The Regulatory Review is a daily online journal published by the Penn Program on Regulation at the University of Pennsylvania Law School that is aimed at policymakers, lawyers, and scholars.
One of the essays written by Coglianese and Starobin, “After a Federal Climate Policy Retreat, States Should Proceed With Caution,” starts out by noting that alternatives to federal action are not the ideal. The best course of action for the U.S. to tackle its contribution to a massive, worldwide problem is at the national level. But they note that “absent any realistic prospects for federal action in the near term, state and local policies are the only game in town.”
Starobin’s intention with the series, she says, is not to discourage local action, but rather to provide realistic guidance. “We want to be optimistic and hopeful, but it’s important to think about the legal risks of local regulation and what could happen,” she said in a recent interview. “Lots of communities want to have autonomy over driving what their futures will look like….In moving forward, there is a reality of legal constraints to consider.”

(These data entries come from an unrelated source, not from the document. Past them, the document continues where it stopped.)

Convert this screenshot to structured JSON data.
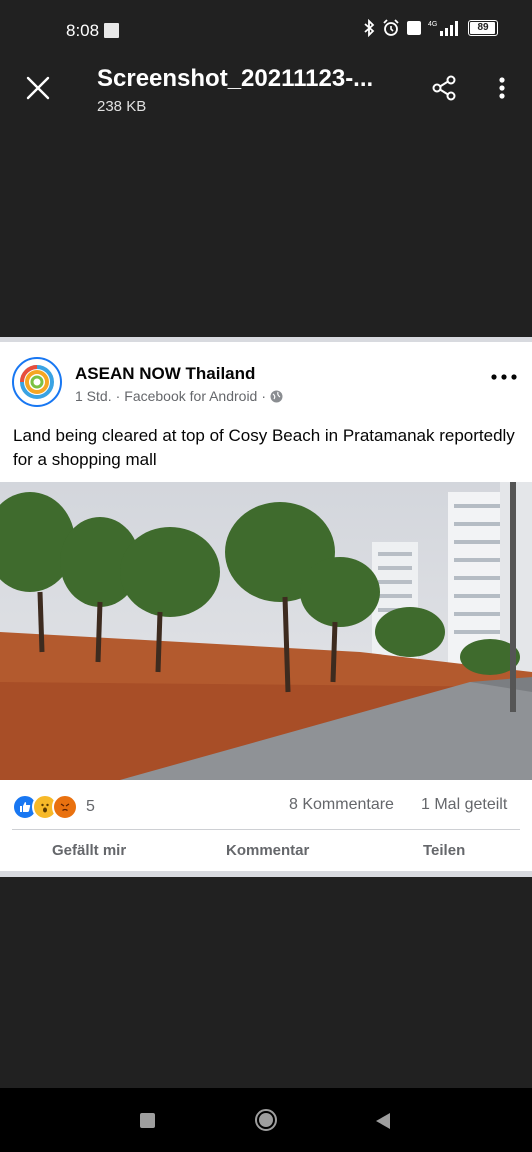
{
  "status_bar": {
    "time": "8:08",
    "battery": "89"
  },
  "viewer": {
    "file_title": "Screenshot_20211123-...",
    "file_size": "238 KB"
  },
  "post": {
    "page_name": "ASEAN NOW Thailand",
    "time_ago": "1 Std.",
    "source": "Facebook for Android",
    "separator": "·",
    "text": "Land being cleared at top of Cosy Beach in Pratamanak reportedly for a shopping mall",
    "reaction_count": "5",
    "comments": "8 Kommentare",
    "shares": "1 Mal geteilt",
    "actions": {
      "like": "Gefällt mir",
      "comment": "Kommentar",
      "share": "Teilen"
    }
  },
  "colors": {
    "viewer_bg": "#212121",
    "card_bg": "#ffffff",
    "fb_blue": "#1877f2",
    "meta_gray": "#65676b"
  },
  "icons": [
    "close-icon",
    "share-icon",
    "more-vertical-icon",
    "more-horizontal-icon",
    "globe-icon",
    "like-reaction-icon",
    "wow-reaction-icon",
    "angry-reaction-icon",
    "bluetooth-icon",
    "alarm-icon",
    "signal-icon",
    "battery-icon",
    "nav-recents-icon",
    "nav-home-icon",
    "nav-back-icon"
  ]
}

The five articles in the series actually comprise a back-and-forth conversation between Starobin and Coglianese with two lawyers in California, Craig Segall and David Hults, who work for the California Air Resources Board (although Segall and Hults note that they wrote in their personal capacities). The series began with an essay that Starobin and Coglianese originally wrote for an online symposium in the Public Administration Review, which was then reprinted in The Regulatory Review. Segall and Hults responded to that initial essay, which began an exchange alternating between the pros and cons of state and local initiatives.
Although Segall and Hults argue that states, particularly large ones like California, can create climate policies that spur widespread change, Coglianese and Starobin warn that subnational governments will come up against legal hurdles. Specifically, Coglianese and Starobin point to a case study they have written about climate policy efforts in Albuquerque, New Mexico, where city leaders were drawn into a protracted legal battle with national business groups — a fight they ultimately lost — after trying to adopt more stringent local energy efficiency standards.
Starobin’s research interests lie in “bottom-up regulation,” as she calls it, and determining “the appropriate level of government for different kinds of regulation.” Her fieldwork in Latin America, for instance, explains actions by local communities and regional governments that pursue autonomous environmental strategies — particularly when national governments are unwilling or incapable of taking action. Her most recent article on this topic appears this month in Global Environmental Politics.